By Lara Shelton
When I was eighteen I had a boyfriend who was six years older than me. He had a farmer tan, a crew cut, and he wore Oakleys. The last book he had read was a 1979 Trans Am owners’ manual. He drank Hamm’s beer like it was water. But he was mine, all mine.
When my parents moved to California, I wanted to bag a surfer. But we moved too far inland and I ended up with a jet skier.
There’s a certain culture of “going to the lake” which involves Sea Doos, beer, and trailer hitches. I was never a part of this culture. There were too many muscle tees, too many bikinis, too much bleach-blonde. But this is how they do nature in Riverside: by dominating it. One does not walk alongside a quiet creek; one rips across a lake at top speed while blasting Def Leppard.

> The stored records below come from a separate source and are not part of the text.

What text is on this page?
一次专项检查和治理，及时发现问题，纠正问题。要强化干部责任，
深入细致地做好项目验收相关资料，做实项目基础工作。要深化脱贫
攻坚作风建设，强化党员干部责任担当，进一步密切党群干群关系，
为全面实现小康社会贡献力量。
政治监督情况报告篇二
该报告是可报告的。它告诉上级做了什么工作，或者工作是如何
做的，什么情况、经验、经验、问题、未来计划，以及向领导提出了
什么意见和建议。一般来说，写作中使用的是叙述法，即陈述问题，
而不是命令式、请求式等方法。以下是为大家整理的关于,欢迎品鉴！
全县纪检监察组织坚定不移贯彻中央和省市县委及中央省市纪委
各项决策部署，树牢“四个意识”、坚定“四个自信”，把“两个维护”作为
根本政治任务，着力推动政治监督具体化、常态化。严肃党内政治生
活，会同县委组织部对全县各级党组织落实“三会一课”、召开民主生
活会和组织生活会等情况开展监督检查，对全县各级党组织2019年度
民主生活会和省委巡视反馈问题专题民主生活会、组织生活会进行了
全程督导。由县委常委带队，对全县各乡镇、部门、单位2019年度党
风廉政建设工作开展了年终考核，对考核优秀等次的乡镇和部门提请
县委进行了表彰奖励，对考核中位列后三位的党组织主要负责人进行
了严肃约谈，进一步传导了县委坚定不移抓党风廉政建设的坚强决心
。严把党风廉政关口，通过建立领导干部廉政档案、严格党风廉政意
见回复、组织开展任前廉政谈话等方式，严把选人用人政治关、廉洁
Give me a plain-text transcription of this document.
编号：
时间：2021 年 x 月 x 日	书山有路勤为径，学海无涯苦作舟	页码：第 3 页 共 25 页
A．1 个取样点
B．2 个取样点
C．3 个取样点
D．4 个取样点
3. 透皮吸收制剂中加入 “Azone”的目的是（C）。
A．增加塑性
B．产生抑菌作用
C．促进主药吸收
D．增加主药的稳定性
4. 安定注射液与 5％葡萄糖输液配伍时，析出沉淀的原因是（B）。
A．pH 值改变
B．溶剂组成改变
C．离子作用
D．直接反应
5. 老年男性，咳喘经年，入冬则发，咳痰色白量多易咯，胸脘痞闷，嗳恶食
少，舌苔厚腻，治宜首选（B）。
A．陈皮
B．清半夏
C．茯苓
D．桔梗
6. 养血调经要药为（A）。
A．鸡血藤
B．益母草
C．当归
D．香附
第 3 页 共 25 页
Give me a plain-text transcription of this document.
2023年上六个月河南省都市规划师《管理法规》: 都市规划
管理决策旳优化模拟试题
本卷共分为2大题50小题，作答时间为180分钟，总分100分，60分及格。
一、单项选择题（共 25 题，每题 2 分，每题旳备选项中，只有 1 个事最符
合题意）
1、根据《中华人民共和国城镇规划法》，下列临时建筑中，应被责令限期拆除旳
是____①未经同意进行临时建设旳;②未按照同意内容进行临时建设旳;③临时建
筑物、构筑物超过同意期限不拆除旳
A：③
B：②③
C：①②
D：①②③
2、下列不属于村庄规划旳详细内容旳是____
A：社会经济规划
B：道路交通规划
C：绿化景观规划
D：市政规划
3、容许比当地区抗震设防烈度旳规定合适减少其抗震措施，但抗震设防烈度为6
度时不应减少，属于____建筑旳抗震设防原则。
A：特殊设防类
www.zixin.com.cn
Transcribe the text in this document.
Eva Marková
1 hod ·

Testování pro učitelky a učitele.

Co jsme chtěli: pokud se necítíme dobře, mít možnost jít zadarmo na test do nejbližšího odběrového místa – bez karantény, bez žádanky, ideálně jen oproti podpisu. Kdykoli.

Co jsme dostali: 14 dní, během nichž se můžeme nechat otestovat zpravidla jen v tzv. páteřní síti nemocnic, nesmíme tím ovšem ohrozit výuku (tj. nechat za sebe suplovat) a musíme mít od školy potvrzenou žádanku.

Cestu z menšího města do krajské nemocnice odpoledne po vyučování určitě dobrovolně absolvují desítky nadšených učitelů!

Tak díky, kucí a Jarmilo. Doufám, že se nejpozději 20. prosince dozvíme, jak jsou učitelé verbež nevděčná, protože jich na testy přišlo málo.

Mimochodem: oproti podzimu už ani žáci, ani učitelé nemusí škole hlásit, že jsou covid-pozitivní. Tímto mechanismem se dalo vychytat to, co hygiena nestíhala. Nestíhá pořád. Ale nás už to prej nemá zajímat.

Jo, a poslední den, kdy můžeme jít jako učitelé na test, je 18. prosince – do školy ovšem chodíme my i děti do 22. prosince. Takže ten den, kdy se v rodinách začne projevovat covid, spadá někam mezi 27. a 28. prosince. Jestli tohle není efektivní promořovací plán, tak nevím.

And my man was taking me to the lake.
I was prepared for it. I grabbed my bottle of Sun-In, my bottle of Hawaiian Tropic, my Croakies.
And then we broke up on the way there. I don’t really remember why; with this particular boyfriend it’s more difficult to remember why not. I remember arguments about abortion. I remember arguments about fundamentalism. I remember arguments about alcoholism. We did not see eye to eye, me and him. But he had taken the day off, and he was not going to waste it driving me back home.
We arrived at the lake. It was hot. I sat on the beach eating a bologna sandwich on white bread while he unloaded the jet ski. I had a six-pack of Hamm’s to keep me company, and I camped out in the scorching sand near a line of vacation houses—the low-rent kind that week-end partiers trash and lower-income families rent for two weeks every summer. The water was flat and steel-gray. The sky was nearly white, feathered with brown, like my ’80’s hair.
From one of the houses, someone began to play music. Hotel California.
To me, the Eagles were always something like the lake crowd. They were a part of the dominant inland culture, a part from which I felt alienated. It was well enough when this music was playing in the background at a 7-Eleven, but it was nothing I would have chosen to listen to deliberately. It was something I put up with.
Hotel California is a long song, and it got louder and louder as it played. It sounded as if the people at the house were playing it over a loudspeaker, rather than a normal system. It blared out across the flat surface of the water, claiming nature as its own. And I watched, getting buzzed on Hamm’s, as my ex-boyfriend flung himself back and forth across the lake, beating it into submission.
When the song ended on its protracted guitar solo, I briefly wondered what the yahoos in the house would put on next. And the answer, of course, was Hotel California. They put it on again, louder this time.
Welcome to the Hotel California
Such a lovely place. Such a lovely place.
Trouble out on the water. Screams, and voices over bullhorns. A police boat. People run to the edge of the lake, looking out from underneath bucket hats.
Living it up in the Hotel California
Any time of year, you can find us here.
The police boat brings someone in to shore: a sobbing woman in a bathing suit. She stumbles off the boat with the help of the officer. She has been drinking. There are children in the boat with her, and they follow, sobbing as well, bundled into awkward blobs by their O’Neill life jackets. The woman crashes to the sand on a beach towel; the children stand, still looking out at the lake. Someone else in their group says, “they’ll find him.”
And my ex keeps careening back and forth across the water.
They don’t find him—the woman’s husband, the children’s father. The music keeps going. Another round of Hotel California.
I offer the children bologna sandwiches and the mother gives me a dirty look, as if I were a pedophile.
I remember a very cruel thought going through my mind as a fourth round of Hotel California starts up again: you deserve this. Not the missing husband, not the weeping kids. She deserved the soundtrack. I felt that, in a way, she had chosen her tragedy, and she had chosen Hotel California.
And so had I, in a way. They must have played Hotel California a dozen times that day. As evening fell, the woman and her children were loaded into a State Trooper’s van. Something about the scene cut directly to what California was for me, and still remains. Death was everywhere. Death was banal. Death was the sort of thing you might see on a holiday, and say, “Oh, how sad” before you turn up your music and get on the freeway to drive home.
My ex-boyfriend came in and loaded the jet-ski back on to the trailer. He was polite enough not to ask me to help, but only because he thought I might scratch it.
As we pulled away, I could feel my skin already beginning to smart from a day in the sun. I knew I would be smarting for a long time.